Post Holdings projects recovery after sharp pet food volume drop

The impact from the company’s private-label exit is expected to continue through the first half of FY2026.
Post Holdings’ pet food business reported an 11% year-over-year (YoY) drop to $1.6 billion (€1.5B) for the fiscal year (FY) 2025, which ended 30 September. The portfolio accounted for 19.2% of the company’s consolidated net sales in FY2025.
The decline was mainly due to a 9% decline in volume, primarily from distribution losses and reductions in private-label and co-manufactured products announced in Q3.
This was partially offset by 2 months of incremental contributions from Perfection Pet Foods, which the company acquired in 2023 for a total of $235 million (€221.4M).
Volume trends
“In pet, our volume consumption was down versus a flat category,” COO Jeff Zadoks tells investors.
According to Post Holdings, the dry dog food brand Kibbles ‘n Bits had a “strong” consumption volume versus the prior year.
In the fourth quarter, pet food volumes dropped 13.2% YoY. According to Post Holdings CFO and Treasurer Matt Mainer, aside from the lost private-label business, this decline was due to reduced consumption as the company resets the Nutrich brand, which it plans to relaunch mid-2026.
Guidance
For FY2026, Post Holdings expects its adjusted earnings before interest, taxes, depreciation and amortization (EBITDA) to be between $1.5 billion (€1.4B) and $1.54 billion (€1.45B).

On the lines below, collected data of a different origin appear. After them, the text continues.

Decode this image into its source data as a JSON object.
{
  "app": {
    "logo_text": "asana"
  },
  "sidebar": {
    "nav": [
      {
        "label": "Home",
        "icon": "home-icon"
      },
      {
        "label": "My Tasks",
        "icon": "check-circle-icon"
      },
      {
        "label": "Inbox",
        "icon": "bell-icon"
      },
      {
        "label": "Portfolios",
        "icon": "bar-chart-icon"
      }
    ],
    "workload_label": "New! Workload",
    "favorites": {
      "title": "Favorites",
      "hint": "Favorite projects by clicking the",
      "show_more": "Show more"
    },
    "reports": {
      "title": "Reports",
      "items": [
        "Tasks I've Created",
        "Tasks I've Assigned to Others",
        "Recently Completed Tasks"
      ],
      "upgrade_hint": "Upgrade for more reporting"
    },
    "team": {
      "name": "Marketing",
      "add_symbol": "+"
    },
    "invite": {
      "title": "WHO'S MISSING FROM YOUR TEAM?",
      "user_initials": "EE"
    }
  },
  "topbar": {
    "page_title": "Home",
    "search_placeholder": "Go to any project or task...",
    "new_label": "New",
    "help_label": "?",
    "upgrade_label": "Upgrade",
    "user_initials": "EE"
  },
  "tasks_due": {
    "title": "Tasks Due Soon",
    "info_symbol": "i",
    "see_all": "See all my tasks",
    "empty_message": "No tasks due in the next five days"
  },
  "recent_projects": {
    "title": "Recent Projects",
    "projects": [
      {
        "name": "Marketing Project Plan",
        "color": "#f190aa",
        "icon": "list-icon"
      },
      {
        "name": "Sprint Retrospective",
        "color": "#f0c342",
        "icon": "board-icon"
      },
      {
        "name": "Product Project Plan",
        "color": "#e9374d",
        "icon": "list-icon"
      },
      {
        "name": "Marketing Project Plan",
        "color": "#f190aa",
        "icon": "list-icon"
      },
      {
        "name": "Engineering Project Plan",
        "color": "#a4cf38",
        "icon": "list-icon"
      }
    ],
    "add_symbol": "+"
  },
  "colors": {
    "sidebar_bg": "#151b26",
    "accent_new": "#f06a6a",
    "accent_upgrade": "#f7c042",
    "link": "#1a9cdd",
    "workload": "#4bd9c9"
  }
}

Capital expenditures are forecast at $350 million (€329M) to $390 million (€367M).
In the pet food segment, Mainer notes that the company expects to recover from the loss of private-label business by mid-2026, with H1 results projected to be down mid- to high-single digits.
“As we get to the midpoint of the year, with Nutrich on shelves and the private-label loss lapped, we would be back to flat or possibly slight year-over-year growth,” Mainer concludes.